Qatar Remains Resilient in Spite of Regional Tension
Since the imposition of an air, land, and sea blockade, Qatar continues to be resilient despite hardships. Saudi Arabia initially spearheaded the embargo, and was later joined by the United Arab Emirates, Bahrain, and Egypt, along with several other nations that have downgraded ties since the onset of the diplomatic crisis in June 2017. Qatar certainly felt the effects of the embargo at first, with crippling food shortages and calls for Qatar Airways employees working in the four nations to leave, as the airline’s offices were shut down. Notably, Qatar Airways is entirely owned by the Qatari government, thereby explaining the direct attack on the company. 11% of the entire network maintained by Qatar Airways had been lost, meaning that the airline suffered a loss of more than a dozen important flights. Consequently, the airline was forced to lose 20% of its overall revenue. The blockade, naturally, affected flight routes as well, since Qatar Airways flights must avoid the airspace over all four nations, leading to delays and heightened fuel costs.
Even so, Qatar identified solutions that allowed it to temper the damage that the Saudi-led blockade sought to inflict. Particularly, the blockade initially hindered access to 40% of the nation’s food supply, as this segment of the total food imports came from the Saudi border. In response, Qatar Airways increased airfreight capacity to counteract the effects of the food blockade that spawned shortages. With this addition, more food could be brought into the nation. In addition to solving that issue, the airline has been able to maintain the payroll of those newly unemployed individuals, who were jobless as a result of the embargo. Many affected employees appear to have been employed by other airlines as well. Interestingly, oil and gas exports, which account for more than half of the nation’s GDP, have remained relatively stable. Such stability has played a key role in helping Qatar weather the blockade.

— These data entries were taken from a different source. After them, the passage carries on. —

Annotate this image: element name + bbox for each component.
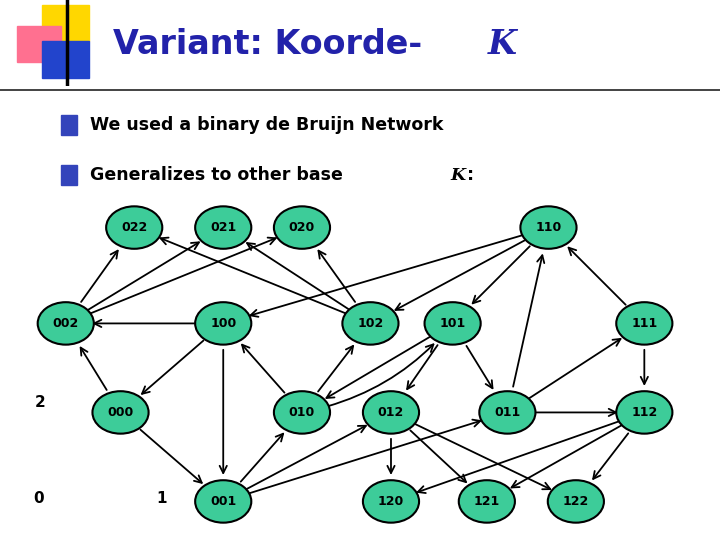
- Text: 020: 020: [289, 221, 315, 234]
- Text: We used a binary de Bruijn Network: We used a binary de Bruijn Network: [90, 116, 444, 134]
- Ellipse shape: [425, 302, 481, 345]
- Text: :: :: [467, 166, 474, 184]
- Text: K: K: [488, 29, 517, 62]
- Text: 100: 100: [210, 317, 236, 330]
- Ellipse shape: [616, 391, 672, 434]
- Ellipse shape: [363, 480, 419, 523]
- Ellipse shape: [480, 391, 536, 434]
- Ellipse shape: [195, 480, 251, 523]
- Text: 111: 111: [631, 317, 657, 330]
- Text: 0: 0: [33, 490, 44, 505]
- Ellipse shape: [92, 391, 148, 434]
- Ellipse shape: [195, 302, 251, 345]
- Ellipse shape: [521, 206, 577, 249]
- Text: 110: 110: [536, 221, 562, 234]
- Text: 022: 022: [121, 221, 148, 234]
- Ellipse shape: [274, 391, 330, 434]
- Text: 122: 122: [563, 495, 589, 508]
- Text: 2: 2: [35, 395, 46, 410]
- Text: 010: 010: [289, 406, 315, 419]
- Ellipse shape: [37, 302, 94, 345]
- Text: 112: 112: [631, 406, 657, 419]
- Text: 101: 101: [439, 317, 466, 330]
- Text: Variant: Koorde-: Variant: Koorde-: [113, 29, 423, 62]
- Ellipse shape: [363, 391, 419, 434]
- Bar: [61, 115, 77, 135]
- Text: 012: 012: [378, 406, 404, 419]
- Ellipse shape: [616, 302, 672, 345]
- Text: 002: 002: [53, 317, 79, 330]
- Ellipse shape: [274, 206, 330, 249]
- Bar: [17, 26, 61, 62]
- Text: 29: 29: [685, 539, 703, 540]
- Bar: [61, 165, 77, 185]
- Text: 011: 011: [494, 406, 521, 419]
- Ellipse shape: [548, 480, 604, 523]
- Text: 102: 102: [357, 317, 384, 330]
- Ellipse shape: [195, 206, 251, 249]
- Text: K: K: [450, 167, 465, 184]
- Bar: [42, 5, 89, 42]
- Text: 121: 121: [474, 495, 500, 508]
- Ellipse shape: [106, 206, 162, 249]
- Text: 000: 000: [107, 406, 134, 419]
- Text: Generalizes to other base: Generalizes to other base: [90, 166, 349, 184]
- Text: 001: 001: [210, 495, 236, 508]
- Ellipse shape: [343, 302, 399, 345]
- Text: 021: 021: [210, 221, 236, 234]
- Bar: [42, 42, 89, 78]
- Text: 1: 1: [156, 490, 167, 505]
- Ellipse shape: [459, 480, 515, 523]
- Text: 120: 120: [378, 495, 404, 508]
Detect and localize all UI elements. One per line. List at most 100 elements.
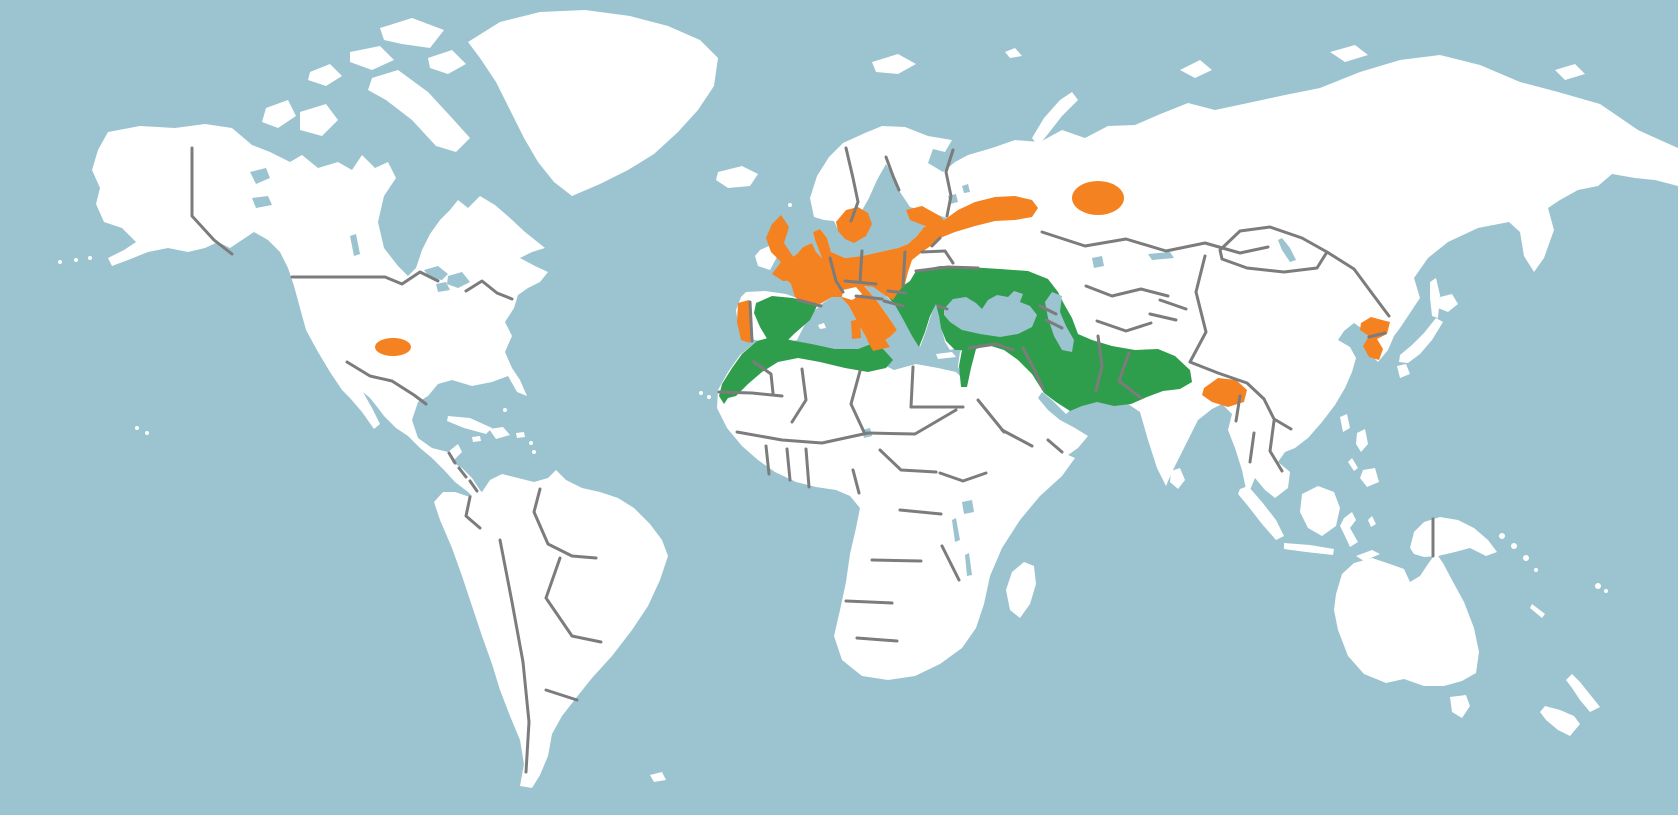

The Qatari government has also opened its economy to other regional markets. A Newsweek article written by the Qatari Minister of Finance highlights that an agreement has been made to export liquefied natural gas from Qatar to Bangladesh, over the next 15 years. The article additionally highlights ways in which other nations are seemingly accommodating Qatar, bolstering the nation as it resists the effects of the embargo. Notably, Indian food suppliers have adopted new flight routes that allow for food to be delivered directly to Qatar, circumventing traditional routes that included stops in the United Arab Emirates and Saudi Arabia. Such phenomenon demonstrates how the nation has successfully expanded its economic ties to create more opportunities to counteract losses incurred by the diplomatic crisis. This economic diversification will arguably benefit the nation in the long run, showing how the four nations that implemented the embargo did not properly account for the flexibility in one of the world’s richest countries.